Much is included in this cruise (notably gratuities and all drinks, except for Connoisseurs’ List beverages) though excursions carry an additional cost. Whale watching seems to be pretty much guaranteed as refunds are issued if there are no sightings of this magnificent mammal (which apparently never happens) and another extraordinary trip is the White Pass vintage steam train that weaves its way along the famed Yukon Route all the way to Canada.
Perhaps my most surprising excursion was the Skagway Streetcar City tour, the staging ground of the incredible Klondike Gold Rush. Travelling around the most important points of interest in a yellow streetcar, I had the benefit of a 90-minute history lesson from the best guide I have ever encountered. A cross between Bette Midler and a firework, Nikki Bunting is blessed with enviable comic timing and should at the very least have her own TV series. If you’re planning to visit Skagway, be sure to book a tour with her.
Most of our ports of call – Juneau, Sitka, Ketchikan as well as Skagway, have retained their natural beauty and frontier town feel, but have sadly also become tourist traps. An array of discount jewellery outlets and souvenir shops line the boardwalks, making shore excursions into the real Alaska more of a necessity than an extra treat.

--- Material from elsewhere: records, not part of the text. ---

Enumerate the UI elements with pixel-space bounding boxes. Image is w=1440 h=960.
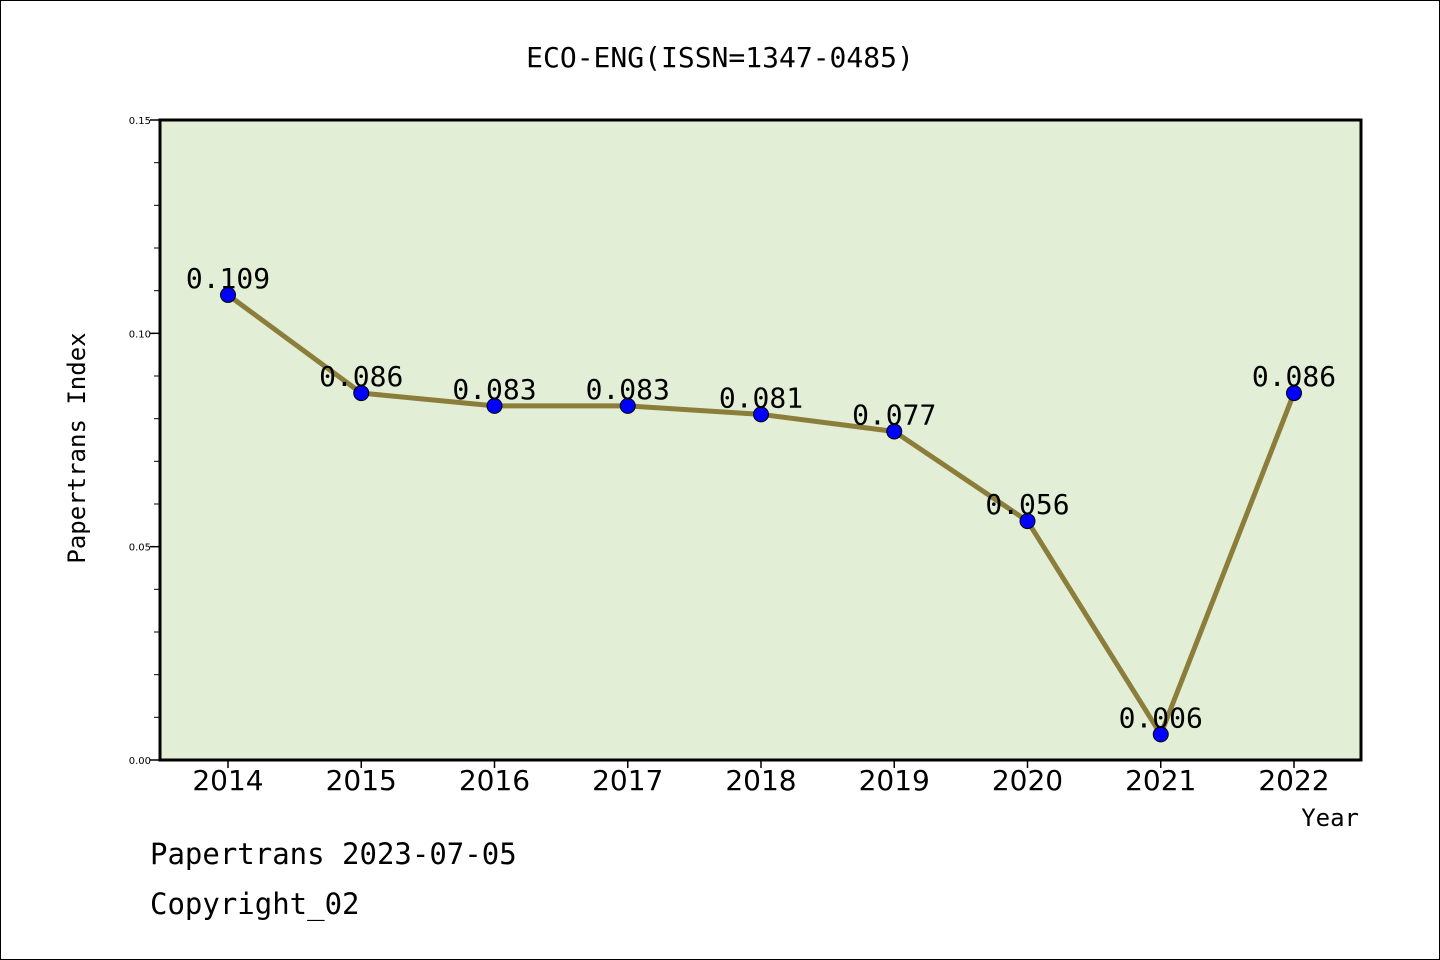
x-tick-label: 2018 xyxy=(725,764,796,797)
data-labels: 0.109 0.086 0.083 0.083 0.081 0.077 0.056 0.006… xyxy=(186,262,1336,734)
data-point xyxy=(1152,726,1169,743)
chart-title: ECO-ENG(ISSN=1347-0485) xyxy=(526,41,914,74)
data-label: 0.086 xyxy=(1252,360,1336,393)
footer-date: Papertrans 2023-07-05 xyxy=(150,837,517,871)
data-point xyxy=(220,286,236,303)
data-point xyxy=(353,385,370,402)
data-label: 0.081 xyxy=(719,381,803,414)
y-tick-label: 0.10 xyxy=(129,329,151,340)
x-tick-label: 2020 xyxy=(992,764,1063,797)
data-point xyxy=(1019,513,1036,530)
data-label: 0.086 xyxy=(319,360,403,393)
x-axis-label: Year xyxy=(1301,804,1359,832)
data-point xyxy=(619,397,636,414)
data-point xyxy=(1286,385,1302,402)
plot-area xyxy=(158,118,1363,762)
data-label: 0.006 xyxy=(1119,701,1203,734)
x-tick-label: 2017 xyxy=(592,764,663,797)
footer-copyright: Copyright_02 xyxy=(150,887,360,922)
data-label: 0.056 xyxy=(985,488,1069,521)
x-tick-label: 2014 xyxy=(192,764,263,797)
y-tick-label: 0.00 xyxy=(129,756,151,767)
y-tick-label: 0.15 xyxy=(129,116,151,127)
x-tick-label: 2016 xyxy=(459,764,530,797)
x-tick-label: 2022 xyxy=(1258,764,1329,797)
data-point xyxy=(886,423,903,440)
data-label: 0.109 xyxy=(186,262,270,295)
y-axis-label: Papertrans Index xyxy=(63,332,91,563)
y-tick-label: 0.05 xyxy=(129,543,151,554)
x-tick-label: 2015 xyxy=(326,764,397,797)
data-point xyxy=(753,406,769,423)
data-label: 0.083 xyxy=(452,373,536,406)
x-axis: 2014 2015 2016 2017 2018 2019 2020 2021 2022 xyxy=(192,760,1330,797)
x-tick-label: 2019 xyxy=(859,764,930,797)
data-point xyxy=(486,397,503,414)
data-label: 0.083 xyxy=(586,373,670,406)
y-axis: 0.00 0.05 0.10 0.15 xyxy=(129,116,160,767)
data-label: 0.077 xyxy=(852,398,936,431)
data-points xyxy=(220,286,1302,743)
x-tick-label: 2021 xyxy=(1125,764,1196,797)
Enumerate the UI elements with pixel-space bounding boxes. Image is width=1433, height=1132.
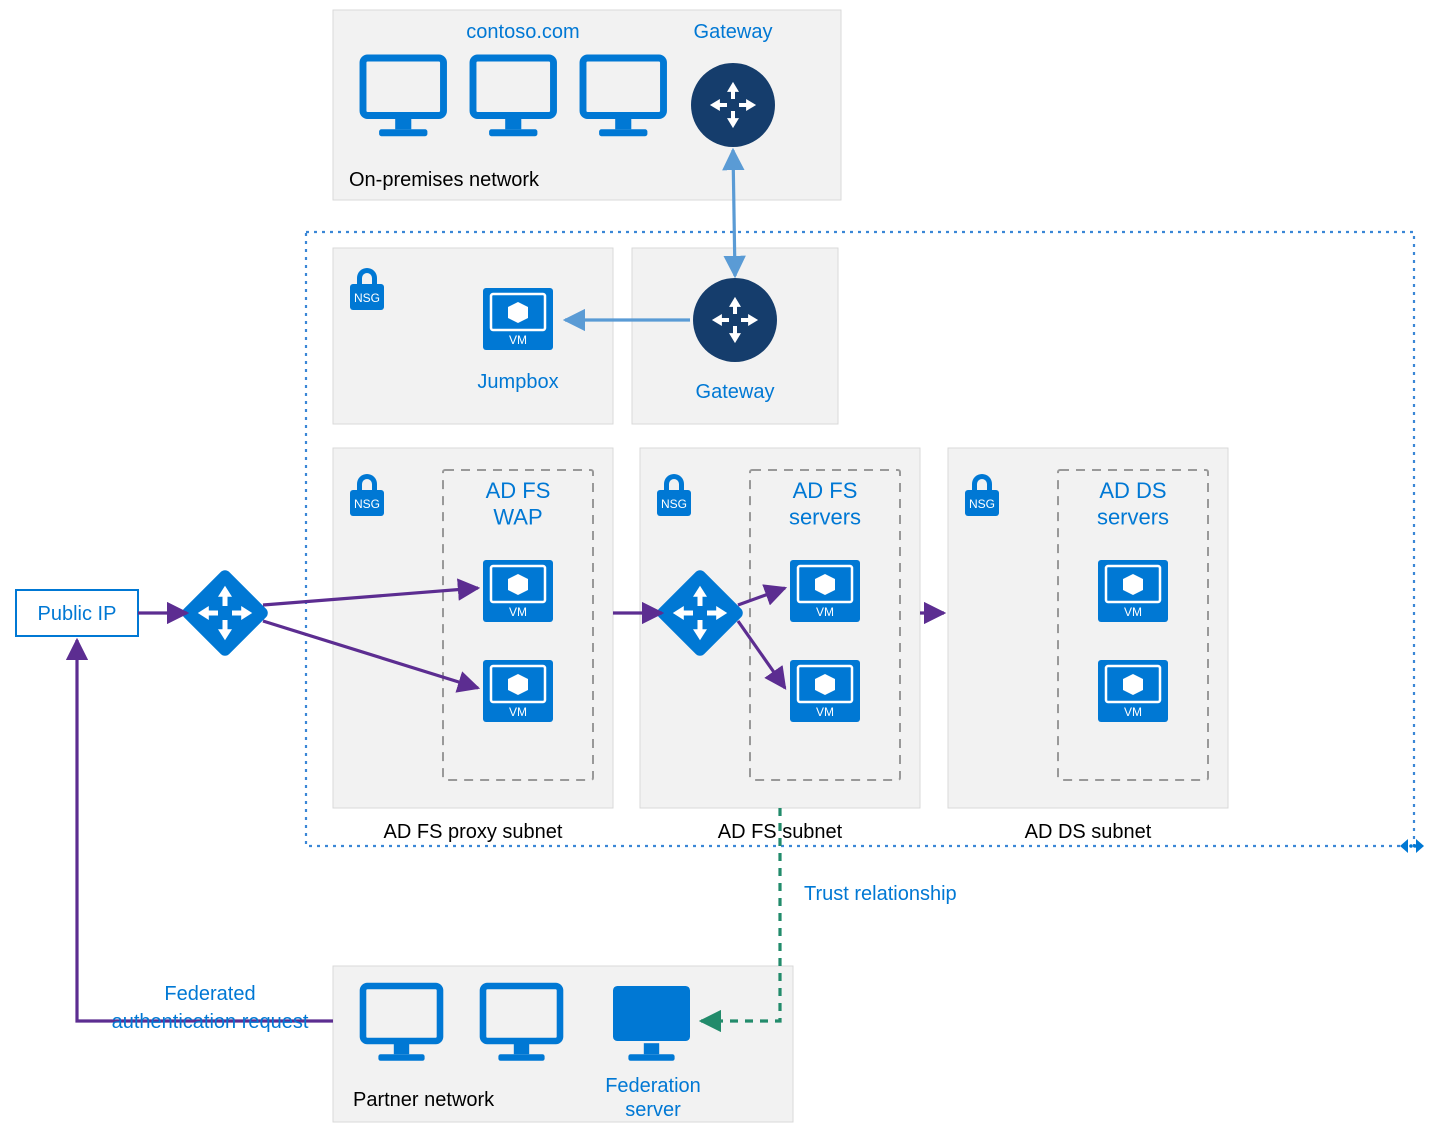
adfs-proxy-title: AD FSWAP [486, 478, 551, 529]
load-balancer-icon [180, 568, 271, 659]
svg-text:NSG: NSG [354, 291, 380, 305]
gateway-router-icon [691, 63, 775, 147]
vm-icon: VM [1098, 560, 1168, 622]
svg-text:NSG: NSG [354, 497, 380, 511]
federated-label-2: authentication request [112, 1011, 309, 1033]
azure-gateway-label: Gateway [696, 381, 775, 403]
federated-label-1: Federated [164, 983, 255, 1005]
vm-icon: VM [790, 560, 860, 622]
onprem-gateway-label: Gateway [694, 21, 773, 43]
vm-icon: VM [483, 660, 553, 722]
adds-subnet-label: AD DS subnet [1025, 821, 1152, 843]
svg-text:NSG: NSG [661, 497, 687, 511]
vm-icon: VM [483, 560, 553, 622]
adfs-proxy-subnet-label: AD FS proxy subnet [384, 821, 563, 843]
adfs-title: AD FSservers [789, 478, 861, 529]
gateway-router-icon [693, 278, 777, 362]
public-ip-label: Public IP [38, 603, 117, 625]
trust-relationship-label: Trust relationship [804, 883, 957, 905]
svg-text:VM: VM [1124, 705, 1142, 719]
connection [77, 640, 333, 1021]
partner-network-label: Partner network [353, 1089, 495, 1111]
svg-text:VM: VM [816, 605, 834, 619]
vm-icon: VM [790, 660, 860, 722]
svg-text:VM: VM [509, 705, 527, 719]
vm-icon: VM [483, 288, 553, 350]
adds-title: AD DSservers [1097, 478, 1169, 529]
vnet-badge-icon [1400, 839, 1424, 853]
svg-text:VM: VM [1124, 605, 1142, 619]
svg-text:VM: VM [509, 605, 527, 619]
svg-text:NSG: NSG [969, 497, 995, 511]
onprem-title: On-premises network [349, 169, 540, 191]
svg-text:VM: VM [509, 333, 527, 347]
connection [733, 150, 735, 276]
onprem-domain-label: contoso.com [466, 21, 579, 43]
jumpbox-label: Jumpbox [477, 371, 558, 393]
svg-text:VM: VM [816, 705, 834, 719]
vm-icon: VM [1098, 660, 1168, 722]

One onboard highlight was cruising the Hubbard Glacier on our second day. The distinct advantage of a smaller ship is that it’s able to squeeze into places the big boys just can’t manage. The entire ship celebrated the event from the observation lounge, juggling hot drinks with cameras and phones while marvelling at how close the captain steered us to this vast river of vibrant blue ice.
The mantra for this cruise line is “relish, relax, recharge, repeat’’. All of which is easy to do on Silver Shadow. In fact, it’s such a good idea I think it might now replace “see a whale” at the top of my wish list.
GETTING THERE: A seven-day cruise from Seward (Anchorage) to Vancouver, departing on 24 May 2018, starts at £3,100pp based on double occupancy of a Vista Suite, cruise only. Ports of call include Juneau, Skagway, Sitka and Ketchikan. The fare is inclusive of butler service, multiple dining options, beverages in-suite and throughout the ship, onboard entertainment and lectures, complimentary transport into town at most ports, wifi and gratuities (0207 340 0700; silversea.com).